The next argument is that public beneficial ownership registers degrade the quality of information available to law enforcement. I am puzzled by that argument, as that does not seem to be the case, given that the more people are scrutinising something, the more likely it is that the quality of information will be improved.
Another argument is that such a policy threatens the privacy and security of people using the secrecy jurisdictions. There are two things to say about that: first, we seem to be extremely worried about the privacy and security of a very small number of rich people, but not at all worried about the massive and violent crimes inflicted on people who are suffering from human trafficking, drugs gangs or other kinds of violence. Even if we say that we need to address that, though, it is adequately addressed in the British regime; and we are suggesting that they run a similar publication regime.

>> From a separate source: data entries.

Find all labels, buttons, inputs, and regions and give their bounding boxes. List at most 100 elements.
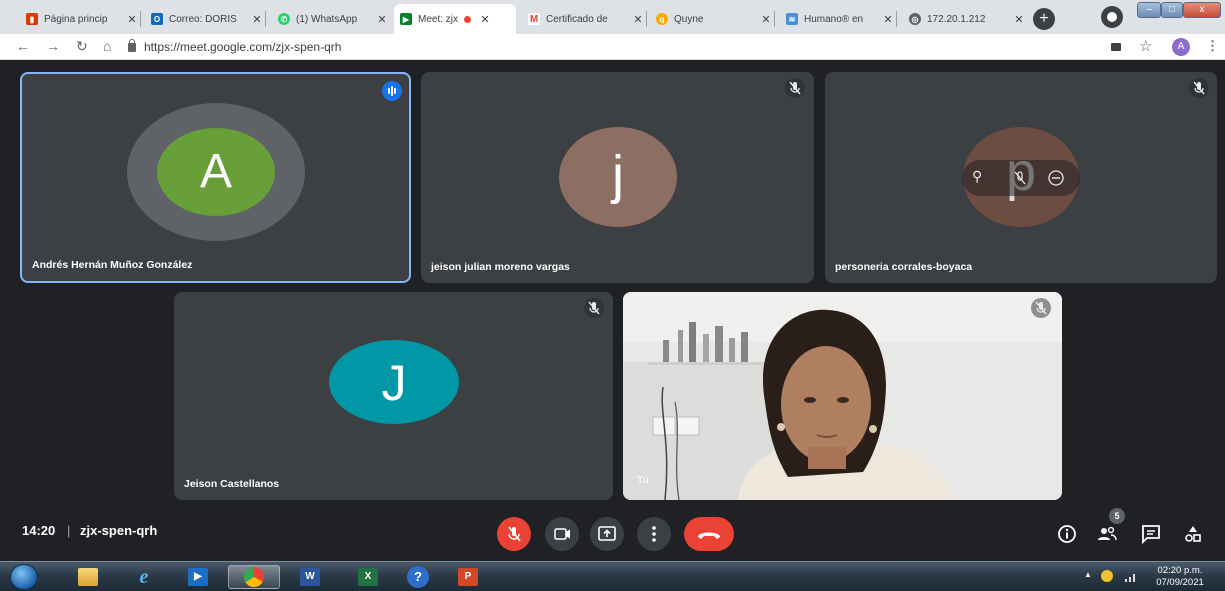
tab-close-icon[interactable]: ✕ — [374, 13, 390, 26]
meeting-details-button[interactable] — [1055, 522, 1079, 546]
info-icon — [1058, 525, 1076, 543]
clock-time: 02:20 p.m. — [1157, 565, 1203, 576]
browser-menu-icon[interactable]: ⋮ — [1206, 38, 1219, 54]
tab-humano[interactable]: ≋ Humano® en ✕ — [780, 7, 897, 31]
remove-icon[interactable] — [1046, 168, 1066, 193]
recording-indicator-icon — [464, 15, 471, 23]
participant-name: Jeison Castellanos — [184, 478, 280, 490]
pin-icon[interactable]: ⚲ — [972, 168, 982, 185]
mic-off-icon — [1189, 78, 1209, 98]
tray-app-icon[interactable] — [1101, 570, 1113, 582]
avatar: J — [329, 340, 459, 424]
powerpoint-icon: P — [458, 568, 478, 586]
meet-icon: ▶ — [400, 13, 412, 25]
forward-icon[interactable]: → — [46, 38, 60, 54]
speaking-indicator-icon — [382, 81, 402, 101]
activities-button[interactable] — [1181, 522, 1205, 546]
camera-icon — [554, 528, 570, 540]
bookmark-star-icon[interactable]: ☆ — [1139, 37, 1152, 55]
self-video-feed — [623, 292, 1062, 500]
activities-icon — [1185, 526, 1201, 542]
taskbar-internet-explorer[interactable]: e — [124, 565, 164, 589]
taskbar-help[interactable]: ? — [398, 565, 438, 589]
taskbar-excel[interactable]: X — [348, 565, 388, 589]
maximize-button[interactable]: □ — [1161, 2, 1183, 18]
tab-close-icon[interactable]: ✕ — [880, 13, 896, 26]
tab-meet[interactable]: ▶ Meet: zjx- ✕ — [394, 4, 516, 34]
windows-taskbar: e ▶ W X ? P ▲ 02:20 p.m. 07/09/2021 — [0, 561, 1225, 591]
taskbar-word[interactable]: W — [290, 565, 330, 589]
system-clock[interactable]: 02:20 p.m. 07/09/2021 — [1150, 565, 1210, 589]
reload-icon[interactable]: ↻ — [76, 38, 88, 55]
tab-close-icon[interactable]: ✕ — [477, 13, 493, 26]
start-button[interactable] — [10, 564, 38, 590]
participant-name: personeria corrales-boyaca — [835, 261, 973, 273]
address-bar[interactable]: https://meet.google.com/zjx-spen-qrh — [128, 37, 1103, 57]
people-icon — [1098, 526, 1117, 541]
participant-tile[interactable]: j jeison julian moreno vargas — [421, 72, 814, 283]
toggle-mic-button[interactable] — [497, 517, 531, 551]
minimize-button[interactable]: – — [1137, 2, 1161, 18]
help-icon: ? — [407, 566, 429, 588]
end-call-icon — [698, 532, 720, 539]
participant-name: jeison julian moreno vargas — [431, 261, 570, 273]
tab-quyne[interactable]: q Quyne ✕ — [650, 7, 775, 31]
participant-name: Andrés Hernán Muñoz González — [32, 259, 193, 271]
tab-office[interactable]: ▮ Página princip ✕ — [20, 7, 141, 31]
present-now-button[interactable] — [590, 517, 624, 551]
more-options-button[interactable] — [637, 517, 671, 551]
office-icon: ▮ — [26, 13, 38, 25]
tab-ip-address[interactable]: ◎ 172.20.1.212 ✕ — [903, 7, 1027, 31]
participant-tile[interactable]: J Jeison Castellanos — [174, 292, 613, 500]
tab-close-icon[interactable]: ✕ — [249, 13, 265, 26]
self-video-tile[interactable]: Tú — [623, 292, 1062, 500]
whatsapp-icon: ✆ — [278, 13, 290, 25]
profile-icon[interactable] — [1101, 6, 1123, 28]
show-hidden-icons-arrow[interactable]: ▲ — [1084, 570, 1092, 579]
tab-title: Certificado de — [546, 13, 608, 25]
tab-outlook[interactable]: O Correo: DORIS ✕ — [145, 7, 266, 31]
participant-tile[interactable]: p ⚲ personeria corrales-boyaca — [825, 72, 1217, 283]
quyne-icon: q — [656, 13, 668, 25]
url-text: https://meet.google.com/zjx-spen-qrh — [144, 40, 342, 54]
tab-close-icon[interactable]: ✕ — [630, 13, 646, 26]
chat-button[interactable] — [1139, 522, 1163, 546]
mute-participant-icon[interactable] — [1010, 168, 1030, 193]
people-button[interactable] — [1095, 522, 1119, 546]
browser-tab-strip: ▮ Página princip ✕ O Correo: DORIS ✕ ✆ (… — [0, 0, 1225, 34]
profile-avatar[interactable]: A — [1172, 38, 1190, 56]
avatar: j — [559, 127, 677, 227]
browser-toolbar: ← → ↻ ⌂ https://meet.google.com/zjx-spen… — [0, 34, 1225, 60]
taskbar-chrome[interactable] — [228, 565, 280, 589]
mic-off-icon — [785, 78, 805, 98]
taskbar-file-explorer[interactable] — [68, 565, 108, 589]
tab-close-icon[interactable]: ✕ — [124, 13, 140, 26]
word-icon: W — [300, 568, 320, 586]
taskbar-powerpoint[interactable]: P — [448, 565, 488, 589]
network-signal-icon[interactable] — [1124, 570, 1138, 582]
outlook-icon: O — [151, 13, 163, 25]
tab-title: Humano® en — [804, 13, 864, 25]
toggle-camera-button[interactable] — [545, 517, 579, 551]
tab-whatsapp[interactable]: ✆ (1) WhatsApp ✕ — [272, 7, 390, 31]
tab-close-icon[interactable]: ✕ — [1011, 13, 1027, 26]
camera-extension-icon[interactable] — [1111, 43, 1121, 51]
chat-icon — [1142, 525, 1160, 545]
bar-separator: | — [67, 523, 71, 538]
taskbar-media-player[interactable]: ▶ — [178, 565, 218, 589]
tab-title: 172.20.1.212 — [927, 13, 986, 25]
back-icon[interactable]: ← — [16, 38, 30, 54]
tab-title: Meet: zjx- — [418, 13, 458, 25]
chrome-icon — [244, 567, 264, 587]
participant-tile[interactable]: A Andrés Hernán Muñoz González — [20, 72, 411, 283]
more-options-icon — [652, 526, 656, 542]
tab-gmail[interactable]: M Certificado de ✕ — [522, 7, 647, 31]
new-tab-button[interactable]: + — [1033, 8, 1055, 30]
home-icon[interactable]: ⌂ — [103, 38, 111, 54]
meeting-time: 14:20 — [22, 523, 56, 538]
meeting-code: zjx-spen-qrh — [80, 523, 158, 538]
media-player-icon: ▶ — [188, 568, 208, 586]
tab-close-icon[interactable]: ✕ — [758, 13, 774, 26]
close-window-button[interactable]: x — [1183, 2, 1221, 18]
end-call-button[interactable] — [684, 517, 734, 551]
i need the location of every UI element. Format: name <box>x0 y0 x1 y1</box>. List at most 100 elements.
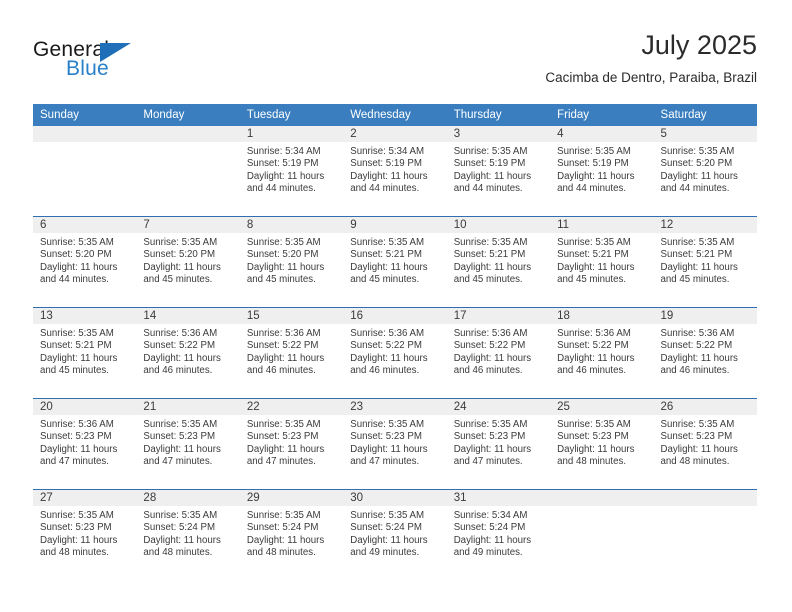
sunset-text: Sunset: 5:22 PM <box>660 340 733 352</box>
day-number: 5 <box>653 126 757 142</box>
calendar-cell: 18 Sunrise: 5:36 AM Sunset: 5:22 PM Dayligh… <box>550 307 654 399</box>
day-cell[interactable]: 27 Sunrise: 5:35 AM Sunset: 5:23 PM Dayligh… <box>33 490 137 580</box>
day-cell[interactable]: 30 Sunrise: 5:35 AM Sunset: 5:24 PM Dayligh… <box>343 490 447 580</box>
daylight-text: Daylight: 11 hours and 48 minutes. <box>557 443 635 467</box>
day-cell[interactable]: 11 Sunrise: 5:35 AM Sunset: 5:21 PM Dayligh… <box>550 217 654 307</box>
day-number: 12 <box>653 217 757 233</box>
calendar-cell: 1 Sunrise: 5:34 AM Sunset: 5:19 PM Daylight… <box>239 126 344 217</box>
day-details: Sunrise: 5:35 AM Sunset: 5:23 PM Daylight:… <box>654 415 757 468</box>
day-details: Sunrise: 5:35 AM Sunset: 5:23 PM Daylight:… <box>33 506 136 559</box>
sunrise-text: Sunrise: 5:35 AM <box>350 419 425 430</box>
sunrise-text: Sunrise: 5:35 AM <box>453 419 528 430</box>
day-cell[interactable]: 14 Sunrise: 5:36 AM Sunset: 5:22 PM Dayligh… <box>136 308 240 398</box>
day-number: 26 <box>653 399 757 415</box>
day-details: Sunrise: 5:35 AM Sunset: 5:20 PM Daylight:… <box>654 142 757 195</box>
sunset-text: Sunset: 5:24 PM <box>143 522 216 534</box>
daylight-text: Daylight: 11 hours and 45 minutes. <box>143 261 221 285</box>
day-cell[interactable]: 5 Sunrise: 5:35 AM Sunset: 5:20 PM Daylight… <box>653 126 757 216</box>
daylight-text: Daylight: 11 hours and 44 minutes. <box>557 170 635 194</box>
day-details: Sunrise: 5:35 AM Sunset: 5:23 PM Daylight:… <box>447 415 550 468</box>
sunrise-text: Sunrise: 5:35 AM <box>143 510 218 521</box>
calendar-cell: 17 Sunrise: 5:36 AM Sunset: 5:22 PM Dayligh… <box>446 307 551 399</box>
day-cell-empty <box>653 490 757 580</box>
sunrise-text: Sunrise: 5:34 AM <box>453 510 528 521</box>
day-number <box>33 126 137 142</box>
day-cell[interactable]: 31 Sunrise: 5:34 AM Sunset: 5:24 PM Dayligh… <box>446 490 551 580</box>
sunrise-text: Sunrise: 5:34 AM <box>246 146 321 157</box>
day-number: 9 <box>343 217 447 233</box>
day-cell[interactable]: 9 Sunrise: 5:35 AM Sunset: 5:21 PM Daylight… <box>343 217 447 307</box>
day-cell-empty <box>33 126 137 216</box>
daylight-text: Daylight: 11 hours and 46 minutes. <box>246 352 325 376</box>
day-cell[interactable]: 19 Sunrise: 5:36 AM Sunset: 5:22 PM Dayligh… <box>653 308 757 398</box>
weekday-header-thursday: Thursday <box>446 104 551 126</box>
day-number <box>136 126 240 142</box>
sunset-text: Sunset: 5:22 PM <box>557 340 629 352</box>
day-cell[interactable]: 8 Sunrise: 5:35 AM Sunset: 5:20 PM Daylight… <box>239 217 344 307</box>
calendar-cell: 9 Sunrise: 5:35 AM Sunset: 5:21 PM Daylight… <box>343 216 447 308</box>
sunrise-sunset-calendar: Sunday Monday Tuesday Wednesday Thursday Frid… <box>33 104 757 580</box>
day-number: 24 <box>446 399 551 415</box>
sunrise-text: Sunrise: 5:35 AM <box>246 510 321 521</box>
daylight-text: Daylight: 11 hours and 48 minutes. <box>246 534 325 558</box>
day-number: 19 <box>653 308 757 324</box>
daylight-text: Daylight: 11 hours and 46 minutes. <box>143 352 221 376</box>
daylight-text: Daylight: 11 hours and 48 minutes. <box>143 534 221 558</box>
day-cell[interactable]: 16 Sunrise: 5:36 AM Sunset: 5:22 PM Dayligh… <box>343 308 447 398</box>
sunset-text: Sunset: 5:21 PM <box>350 249 422 261</box>
calendar-cell: 25 Sunrise: 5:35 AM Sunset: 5:23 PM Dayligh… <box>550 398 654 490</box>
day-number: 7 <box>136 217 240 233</box>
day-cell[interactable]: 22 Sunrise: 5:35 AM Sunset: 5:23 PM Dayligh… <box>239 399 344 489</box>
calendar-cell: 7 Sunrise: 5:35 AM Sunset: 5:20 PM Daylight… <box>136 216 240 308</box>
calendar-cell: 30 Sunrise: 5:35 AM Sunset: 5:24 PM Dayligh… <box>343 489 447 580</box>
day-cell[interactable]: 18 Sunrise: 5:36 AM Sunset: 5:22 PM Dayligh… <box>550 308 654 398</box>
day-details: Sunrise: 5:35 AM Sunset: 5:24 PM Daylight:… <box>240 506 343 559</box>
title-block: July 2025 Cacimba de Dentro, Paraiba, Br… <box>545 28 757 88</box>
day-details: Sunrise: 5:35 AM Sunset: 5:21 PM Daylight:… <box>654 233 757 286</box>
day-number: 29 <box>239 490 344 506</box>
day-cell[interactable]: 10 Sunrise: 5:35 AM Sunset: 5:21 PM Dayligh… <box>446 217 551 307</box>
day-cell[interactable]: 29 Sunrise: 5:35 AM Sunset: 5:24 PM Dayligh… <box>239 490 344 580</box>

An analysis commissioned by the Government found that the UK register would actually save our law enforcement authorities £30 million a year; so I think that that argument is also extremely weak.
When David Cameron was in power we were making progress on this. I do not know what has changed or why this Government seem to be in a different place. Perhaps it is because there are too many people influencing the Government who keep their money in these offshore havens. For example, the hon. Member for North East Somerset (Mr Rees-Mogg) was referred to in the Paradise papers because of a $680,000 payment he received when the BVI-based investment firm he worked for was bought by a Canadian bank. Everybody knows that the hon. Gentleman is extremely rich and his finances are complex, but his stake in Somerset Capital is managed by subsidiaries in the tax havens of the Cayman Islands and Singapore. Or are we seeking to protect the interests of Philip May, who works for an investment management firm—
On a point of order, Mr McCabe, I think these ad hominem attacks are highly inappropriate for this stage of the Committee, or indeed any stage in our Parliamentary proceedings.
That is not strictly speaking a point of order. Perhaps we can stick with the detail of the new clause, though.
I know what the rules of the House are and I wrote to the hon. Member for North East Somerset yesterday, telling him I would be mentioning him in the Committee today. However, the rules and courtesies of the House do not apply to people who are not Members of the House. It is perfectly reasonable to tell the Committee that Philip May works for an investment management firm, Capital Group, which reportedly used offshore-registered funds to make investments in a Bermuda registered company.